San Diego’s residential real estate market for single family homes is cooling down, with some brokers reporting that homes are taking longer to sell than they did just a few months ago and rising mortgage rates are putting a crimp on sales.
Even so, prices continue to rise, although slower than they did earlier this year and in 2017, according to brokers and real estate analysts.
They predict that the trend of slower sales with slowly rising prices is likely to hold, although some said the market could pick back up in early 2019.
Home Sales Drop 8.9%
According to CoreLogic, which tracks housing prices, the median single family home in San Diego County sold for $583,000 in August 2018, up from $535,000 in August 2017 — at 9 percent, the highest year-over-year price increase in Southern California.
Nationally, home prices increased 5 percent from August 2017 to August 2018, according to CoreLogic.
The number of single-family homes sold in San Diego County dropped from 4,120 in August 2017 to 3,753 in August 2018, according to CoreLogic — among the highest drop in sales in Southern California at 8.9 percent.
Only Orange County in Southern California had a bigger decline in sales — 10.9 percent.
“The market is definitely cooling,” said Steven Fraioli, president of the San Diego Association of Realtors.
“People just don’t know what to do right now. Everyone thinks, ‘I better wait.’ People are on the fence about buying a property because they think prices are going to come down. I don’t think that’s happening for some time,” Fraioli said. “As long as you can afford to hold a home, you’re going to wind up being OK in the long run. In the short run, we don’t know.”
Among real estate agents on the ground, Cheryl Chase-Berkson of Chase Pacific Property Management & Real Estate Services, said “The market has stalled.”
From January to June of this year, “people were standing in line” to buy single-family homes, sellers were getting multiple offers and homes were being sold for more than the asking price, Chase-Berkson said.
“I could feel the market slow-down in mid-August.

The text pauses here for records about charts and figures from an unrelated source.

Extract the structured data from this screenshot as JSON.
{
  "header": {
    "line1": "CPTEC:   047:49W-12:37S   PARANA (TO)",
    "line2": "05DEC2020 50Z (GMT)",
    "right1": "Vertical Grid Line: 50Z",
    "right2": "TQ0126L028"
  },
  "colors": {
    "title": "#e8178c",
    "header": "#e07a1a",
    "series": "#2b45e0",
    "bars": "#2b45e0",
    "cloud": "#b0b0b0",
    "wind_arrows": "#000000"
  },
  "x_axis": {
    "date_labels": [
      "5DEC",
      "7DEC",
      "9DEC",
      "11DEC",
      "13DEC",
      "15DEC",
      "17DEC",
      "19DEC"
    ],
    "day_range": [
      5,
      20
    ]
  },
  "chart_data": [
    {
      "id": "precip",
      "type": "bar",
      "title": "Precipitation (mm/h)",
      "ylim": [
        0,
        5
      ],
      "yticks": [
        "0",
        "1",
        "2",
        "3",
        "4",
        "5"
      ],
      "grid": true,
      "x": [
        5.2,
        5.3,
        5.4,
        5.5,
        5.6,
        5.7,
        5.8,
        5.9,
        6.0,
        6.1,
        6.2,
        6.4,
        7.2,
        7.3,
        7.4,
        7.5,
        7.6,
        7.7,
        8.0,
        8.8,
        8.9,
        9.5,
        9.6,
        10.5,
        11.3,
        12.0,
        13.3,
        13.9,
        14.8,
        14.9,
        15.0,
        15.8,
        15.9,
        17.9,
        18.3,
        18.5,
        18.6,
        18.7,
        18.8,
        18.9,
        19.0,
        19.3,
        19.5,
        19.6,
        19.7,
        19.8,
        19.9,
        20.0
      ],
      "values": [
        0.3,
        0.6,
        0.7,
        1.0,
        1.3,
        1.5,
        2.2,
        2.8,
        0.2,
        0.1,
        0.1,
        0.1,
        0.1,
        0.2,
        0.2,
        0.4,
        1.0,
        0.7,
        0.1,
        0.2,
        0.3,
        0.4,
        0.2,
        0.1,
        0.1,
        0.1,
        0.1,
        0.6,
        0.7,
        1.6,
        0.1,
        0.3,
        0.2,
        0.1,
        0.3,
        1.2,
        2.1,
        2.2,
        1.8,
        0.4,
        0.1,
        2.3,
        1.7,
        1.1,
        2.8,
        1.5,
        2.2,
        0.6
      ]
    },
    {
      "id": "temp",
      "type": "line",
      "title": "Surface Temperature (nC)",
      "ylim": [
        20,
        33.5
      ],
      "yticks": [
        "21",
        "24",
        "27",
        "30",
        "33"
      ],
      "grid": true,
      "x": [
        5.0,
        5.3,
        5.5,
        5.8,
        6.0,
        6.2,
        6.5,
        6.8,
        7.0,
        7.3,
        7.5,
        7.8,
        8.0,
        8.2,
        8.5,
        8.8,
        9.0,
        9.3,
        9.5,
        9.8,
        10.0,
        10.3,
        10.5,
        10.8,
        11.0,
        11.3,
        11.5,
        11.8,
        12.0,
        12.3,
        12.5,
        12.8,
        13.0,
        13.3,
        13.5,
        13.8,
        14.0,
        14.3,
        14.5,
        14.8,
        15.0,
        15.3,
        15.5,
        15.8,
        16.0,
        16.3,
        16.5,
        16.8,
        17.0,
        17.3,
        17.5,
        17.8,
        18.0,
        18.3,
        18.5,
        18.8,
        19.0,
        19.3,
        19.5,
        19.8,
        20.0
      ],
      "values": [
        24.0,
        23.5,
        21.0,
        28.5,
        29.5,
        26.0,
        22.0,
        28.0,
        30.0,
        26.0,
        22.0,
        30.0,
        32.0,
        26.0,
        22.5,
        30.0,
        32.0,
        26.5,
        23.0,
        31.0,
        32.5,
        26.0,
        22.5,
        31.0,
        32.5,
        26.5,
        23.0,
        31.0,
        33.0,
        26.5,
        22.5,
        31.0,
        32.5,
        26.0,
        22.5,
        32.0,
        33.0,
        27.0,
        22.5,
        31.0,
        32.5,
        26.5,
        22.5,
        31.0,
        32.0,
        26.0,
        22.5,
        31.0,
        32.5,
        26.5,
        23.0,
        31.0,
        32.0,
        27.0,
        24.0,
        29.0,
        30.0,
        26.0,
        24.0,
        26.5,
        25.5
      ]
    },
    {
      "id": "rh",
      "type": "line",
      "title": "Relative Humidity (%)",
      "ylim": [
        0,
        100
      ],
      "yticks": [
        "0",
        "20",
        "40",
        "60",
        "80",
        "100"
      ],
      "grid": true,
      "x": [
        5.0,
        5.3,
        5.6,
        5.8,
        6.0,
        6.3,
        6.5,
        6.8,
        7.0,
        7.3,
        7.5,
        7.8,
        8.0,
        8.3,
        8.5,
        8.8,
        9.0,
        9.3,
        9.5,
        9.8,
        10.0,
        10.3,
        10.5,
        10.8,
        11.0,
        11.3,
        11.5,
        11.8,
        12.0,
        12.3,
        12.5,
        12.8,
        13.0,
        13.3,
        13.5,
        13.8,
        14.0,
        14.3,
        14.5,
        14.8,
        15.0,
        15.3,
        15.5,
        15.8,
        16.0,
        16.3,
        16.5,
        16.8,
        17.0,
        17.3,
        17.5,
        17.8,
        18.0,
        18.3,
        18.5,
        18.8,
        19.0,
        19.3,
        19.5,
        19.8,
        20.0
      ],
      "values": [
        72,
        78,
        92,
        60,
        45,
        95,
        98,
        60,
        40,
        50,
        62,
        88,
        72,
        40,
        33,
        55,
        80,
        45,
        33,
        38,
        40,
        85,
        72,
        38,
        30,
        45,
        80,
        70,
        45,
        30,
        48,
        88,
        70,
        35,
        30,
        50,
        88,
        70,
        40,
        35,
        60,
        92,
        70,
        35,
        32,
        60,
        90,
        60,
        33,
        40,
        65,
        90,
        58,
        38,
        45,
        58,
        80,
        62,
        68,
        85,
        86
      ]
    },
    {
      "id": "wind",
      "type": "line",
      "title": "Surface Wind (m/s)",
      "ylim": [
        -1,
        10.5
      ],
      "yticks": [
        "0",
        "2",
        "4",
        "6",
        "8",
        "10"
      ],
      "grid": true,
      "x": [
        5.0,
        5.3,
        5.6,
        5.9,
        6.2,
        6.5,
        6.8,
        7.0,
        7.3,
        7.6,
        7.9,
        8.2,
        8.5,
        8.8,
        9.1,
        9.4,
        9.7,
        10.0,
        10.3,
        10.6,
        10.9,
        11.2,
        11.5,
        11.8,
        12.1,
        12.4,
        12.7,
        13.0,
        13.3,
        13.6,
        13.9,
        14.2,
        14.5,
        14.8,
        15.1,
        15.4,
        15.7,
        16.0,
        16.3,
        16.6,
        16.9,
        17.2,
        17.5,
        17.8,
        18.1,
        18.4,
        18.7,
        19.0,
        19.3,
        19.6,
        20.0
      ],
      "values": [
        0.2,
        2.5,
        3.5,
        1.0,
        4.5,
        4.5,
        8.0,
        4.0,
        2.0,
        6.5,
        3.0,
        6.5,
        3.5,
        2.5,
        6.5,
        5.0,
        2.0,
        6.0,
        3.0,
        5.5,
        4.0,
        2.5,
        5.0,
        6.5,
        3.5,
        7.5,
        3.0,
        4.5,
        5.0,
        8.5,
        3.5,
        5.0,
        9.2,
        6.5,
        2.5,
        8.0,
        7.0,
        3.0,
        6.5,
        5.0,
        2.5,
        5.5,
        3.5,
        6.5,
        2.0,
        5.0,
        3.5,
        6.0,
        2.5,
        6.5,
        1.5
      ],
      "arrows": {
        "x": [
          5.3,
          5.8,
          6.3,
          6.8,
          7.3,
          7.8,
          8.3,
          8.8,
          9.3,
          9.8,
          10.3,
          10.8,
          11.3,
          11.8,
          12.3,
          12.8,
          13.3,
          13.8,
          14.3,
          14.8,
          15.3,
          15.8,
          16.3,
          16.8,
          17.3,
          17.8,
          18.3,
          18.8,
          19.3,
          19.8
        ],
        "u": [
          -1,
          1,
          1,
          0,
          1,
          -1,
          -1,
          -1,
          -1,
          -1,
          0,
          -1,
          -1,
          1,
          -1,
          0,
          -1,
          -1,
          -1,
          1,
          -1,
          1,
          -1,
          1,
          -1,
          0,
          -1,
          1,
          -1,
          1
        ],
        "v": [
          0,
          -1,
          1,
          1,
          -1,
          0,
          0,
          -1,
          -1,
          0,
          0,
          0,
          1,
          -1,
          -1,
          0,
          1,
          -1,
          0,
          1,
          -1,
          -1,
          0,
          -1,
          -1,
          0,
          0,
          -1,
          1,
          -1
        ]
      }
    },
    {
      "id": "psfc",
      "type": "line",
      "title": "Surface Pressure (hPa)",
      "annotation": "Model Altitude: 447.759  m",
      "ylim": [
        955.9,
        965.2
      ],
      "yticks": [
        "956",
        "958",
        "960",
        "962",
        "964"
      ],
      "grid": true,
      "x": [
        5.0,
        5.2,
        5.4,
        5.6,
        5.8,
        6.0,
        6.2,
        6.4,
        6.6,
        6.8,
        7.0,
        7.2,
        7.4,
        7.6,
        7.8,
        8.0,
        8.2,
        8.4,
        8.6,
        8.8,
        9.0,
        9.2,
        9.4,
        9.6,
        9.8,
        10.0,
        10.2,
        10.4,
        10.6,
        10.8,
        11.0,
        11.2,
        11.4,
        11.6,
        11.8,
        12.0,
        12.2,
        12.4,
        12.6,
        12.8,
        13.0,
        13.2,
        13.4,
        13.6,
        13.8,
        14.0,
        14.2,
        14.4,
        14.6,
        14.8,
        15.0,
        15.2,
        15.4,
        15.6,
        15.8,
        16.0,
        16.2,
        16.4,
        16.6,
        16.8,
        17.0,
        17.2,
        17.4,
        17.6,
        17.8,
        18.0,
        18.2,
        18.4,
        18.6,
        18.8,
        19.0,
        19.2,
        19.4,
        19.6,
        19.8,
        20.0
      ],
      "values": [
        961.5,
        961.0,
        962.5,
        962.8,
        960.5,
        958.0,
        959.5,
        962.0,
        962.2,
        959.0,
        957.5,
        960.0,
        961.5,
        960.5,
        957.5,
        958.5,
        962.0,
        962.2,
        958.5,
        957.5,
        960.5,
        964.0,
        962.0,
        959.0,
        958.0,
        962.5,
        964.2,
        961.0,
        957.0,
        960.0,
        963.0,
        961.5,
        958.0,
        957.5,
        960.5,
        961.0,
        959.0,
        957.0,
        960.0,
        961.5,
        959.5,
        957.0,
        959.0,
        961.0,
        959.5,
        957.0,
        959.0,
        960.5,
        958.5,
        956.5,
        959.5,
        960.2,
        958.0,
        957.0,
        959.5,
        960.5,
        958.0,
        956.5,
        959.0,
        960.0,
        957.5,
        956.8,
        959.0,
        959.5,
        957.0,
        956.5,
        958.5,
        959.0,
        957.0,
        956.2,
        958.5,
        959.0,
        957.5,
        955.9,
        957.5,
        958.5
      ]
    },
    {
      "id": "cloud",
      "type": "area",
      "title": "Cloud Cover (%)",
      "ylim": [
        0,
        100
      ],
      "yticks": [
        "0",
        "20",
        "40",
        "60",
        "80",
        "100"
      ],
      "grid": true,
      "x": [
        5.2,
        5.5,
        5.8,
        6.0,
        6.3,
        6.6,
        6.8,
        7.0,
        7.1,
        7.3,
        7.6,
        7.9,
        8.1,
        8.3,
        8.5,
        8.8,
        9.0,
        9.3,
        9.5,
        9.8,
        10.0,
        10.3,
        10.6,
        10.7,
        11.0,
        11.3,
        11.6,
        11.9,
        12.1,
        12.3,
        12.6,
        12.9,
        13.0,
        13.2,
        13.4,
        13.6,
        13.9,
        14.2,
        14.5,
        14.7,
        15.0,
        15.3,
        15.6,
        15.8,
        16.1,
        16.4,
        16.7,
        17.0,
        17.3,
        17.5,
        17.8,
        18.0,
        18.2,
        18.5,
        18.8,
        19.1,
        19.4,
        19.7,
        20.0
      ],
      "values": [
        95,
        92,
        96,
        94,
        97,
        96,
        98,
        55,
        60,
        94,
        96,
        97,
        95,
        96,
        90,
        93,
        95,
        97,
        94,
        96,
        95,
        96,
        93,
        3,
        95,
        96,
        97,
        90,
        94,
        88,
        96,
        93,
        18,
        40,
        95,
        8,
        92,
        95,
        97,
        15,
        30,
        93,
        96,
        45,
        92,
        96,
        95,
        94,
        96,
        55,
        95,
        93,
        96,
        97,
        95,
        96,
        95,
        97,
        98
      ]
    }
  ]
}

Then, through September, it was like, whoa,” she said. “I’ve got listings right now and people are coming to open houses but they’re not making offers. They’re looking just for fun or maybe seeing what’s out there, checking out prices. It’s a slower environment that we’re into right now.”
Chase-Berkson said that in her experience, sales typically fall-off as the holidays near, but the fall-off has been more dramatic this year.
“These properties are just sitting there with not too much activity on them,” Chase-Berkson said.
John Steele of Team Steele San Diego said that he, too, has seen a cooling off.
Steele said buyers he represents are running into less competition when they make an offer, and sellers are more willing to offer concessions.
“As far as I’ve seen so far, I would say this trend only happened in the past month or so,” Steele said. “I don’t necessarily think it’s a bad thing.”
Slowdown ‘Not a Big Deal’
The market slowdown “is not a big deal,” said Kevin Burke, incoming president of the San Diego Association of Realtors.
“This is a normal adjustment in the market, a normal wave,” said Burke, a broker/associate with Burke Real Estate Consulting.
“We’ve been riding a pretty good wave now for the last five or six years. Now, people are backing off just a little bit,” Burke said. “It’s not a crash. It’s not a bubble that’s going to burst.”
Burke said one sign of the slowdown that he’s seen is that so-called “pocket listings” are disappearing where brokers keep listings to themselves rather than share them on multiple listing services.
With houses taking longer to sell, Burke said it’s no longer to a broker’s advantage to keep a listing private in hopes of making a quick sale.
Burke said earlier this year, houses would be on the market for as little as six days.
“When you have a six-day market time, the buyer has absolutely no bargaining time whatsoever,” Burke said.
A more reasonable market time would be about 90 days, Burke said.
“It’s not panic buying or selling,” Burke said.
Mortgage Rates Rising
Rising mortgage rates are partly to blame for the slowdown in sales, according to some analysts.
With rates running at a little more than 5 percent for 30-year fixed-rate loans, CoreLogic reported that mortgage rates this summer reached the highest level in seven years, making it harder for some buyers to enter the market.
Mark Goldman, a real estate lecturer at San Diego State University and mortgage broker, said the San Diego market “has been a little overheated” when it comes to housing prices.
“When you have (price) growth over 5 percent, that isn’t sustainable, especially when household income isn’t keeping up and interest rates are increasing,” Goldman said. He said interest rates are likely to continue rising through the beginning of the year.
“My personal opinion on real estate values is I expect to see appreciation continue to decline but I don’t see prices going down,” Goldman said. “I don’t think the market’s going to collapse. I think it’s going to slow down.”
‘Prices Have Hit a Ceiling’
Nathan Moeder, an adjunct professor at the UC San Diego and principal of London Moeder, said housing prices have hit a ceiling and “things could go flat for a while.”
“We’ll see a leveling off of price and rents,” Moeder said, but he said it’s unlikely that home prices and rents will drop.
“In San Diego especially, when you have a supply constrained market, there’s not a chance of overbuilding and having prices and rents come crashing down,” Moeder said.